Many a time he cast furtive glances across the meeting-house at Evelina, but she never looked his way again. If his timid boy-eyes could have seen her cheek behind its veil of curls, he might have discovered that the color came and went before his glances, although it was strange how she could have been conscious of them; but he never knew.
And he also never knew how, when he walked past the Squire’s house of a Sunday evening, dressed in his best, with his shoulders thrust consciously back, and the windows in the westering sun looked full of blank gold to his furtive eyes, Evelina was always peeping at him from behind a shutter, and he never dared go in. His intuitions were not like hers, and so nothing happened that might have, and he never fairly knew what he knew. But that he never told, even to his wife when he married; for his hot young blood grew weary and impatient with this vain courtship, and he turned to one of his villagemates, who met him fairly half way, and married her within a year.

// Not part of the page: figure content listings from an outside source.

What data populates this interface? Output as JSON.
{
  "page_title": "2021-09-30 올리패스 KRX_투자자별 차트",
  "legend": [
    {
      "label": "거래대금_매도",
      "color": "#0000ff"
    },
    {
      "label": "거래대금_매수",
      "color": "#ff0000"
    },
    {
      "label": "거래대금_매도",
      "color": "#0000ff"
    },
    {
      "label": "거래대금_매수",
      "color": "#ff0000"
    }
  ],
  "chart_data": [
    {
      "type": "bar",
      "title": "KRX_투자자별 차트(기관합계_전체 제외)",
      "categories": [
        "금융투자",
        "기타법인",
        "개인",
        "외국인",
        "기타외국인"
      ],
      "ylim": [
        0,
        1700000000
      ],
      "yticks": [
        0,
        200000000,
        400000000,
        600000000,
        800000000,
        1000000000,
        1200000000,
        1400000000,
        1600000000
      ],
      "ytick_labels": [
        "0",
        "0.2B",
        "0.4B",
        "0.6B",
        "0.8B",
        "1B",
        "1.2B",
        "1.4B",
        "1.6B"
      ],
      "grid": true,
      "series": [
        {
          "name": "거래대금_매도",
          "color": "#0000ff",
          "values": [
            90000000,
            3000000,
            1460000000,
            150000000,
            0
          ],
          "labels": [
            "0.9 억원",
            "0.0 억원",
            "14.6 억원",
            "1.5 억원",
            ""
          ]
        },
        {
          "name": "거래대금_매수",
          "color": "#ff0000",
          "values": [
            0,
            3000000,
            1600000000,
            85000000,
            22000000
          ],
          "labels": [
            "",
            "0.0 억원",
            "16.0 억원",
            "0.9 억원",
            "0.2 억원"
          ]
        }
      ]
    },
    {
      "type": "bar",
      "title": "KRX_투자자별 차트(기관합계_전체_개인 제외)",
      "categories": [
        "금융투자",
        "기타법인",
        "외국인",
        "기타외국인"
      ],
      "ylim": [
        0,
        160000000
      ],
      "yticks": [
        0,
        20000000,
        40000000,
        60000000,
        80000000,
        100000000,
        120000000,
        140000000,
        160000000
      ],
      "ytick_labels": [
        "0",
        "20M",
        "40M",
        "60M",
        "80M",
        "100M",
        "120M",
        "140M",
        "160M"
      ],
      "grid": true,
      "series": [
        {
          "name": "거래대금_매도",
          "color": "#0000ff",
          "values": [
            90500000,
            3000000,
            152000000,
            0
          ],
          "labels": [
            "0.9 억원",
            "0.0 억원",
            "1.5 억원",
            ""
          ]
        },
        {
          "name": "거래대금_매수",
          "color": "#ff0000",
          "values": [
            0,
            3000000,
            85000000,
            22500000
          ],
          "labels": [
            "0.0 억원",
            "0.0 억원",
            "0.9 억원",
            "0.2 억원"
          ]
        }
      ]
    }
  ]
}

On the Sunday when he and his bride first appeared in the meeting-house Evelina went up the aisle behind her father in an array of flowered brocade, stiff with threads of silver, so wonderful that people all turned their heads to stare at her. She wore also a new bonnet of rose-colored satin, and her curls were caught back a little, and her face showed as clear and beautiful as an angel’s.
The young bridegroom glanced at her once across the meeting-house, then he looked at his bride in her gay wedding finery with a faithful look.
When Evelina met them in the doorway, after meeting was done, she bowed with a sweet cold grace to the bride, who courtesied blushingly in return, with an awkward sweep of her foot in the bridal satin shoe. The bridegroom did not look at Evelina at all. He held his chin well down in his stock with solemn embarrassment, and passed out stiffly, his bride on his arm.
Evelina, shining in the sun like a silver lily, went up the street, her father stalking beside her with stately swings of his cane, and that was the last time she was ever seen at meeting. Nobody knew why.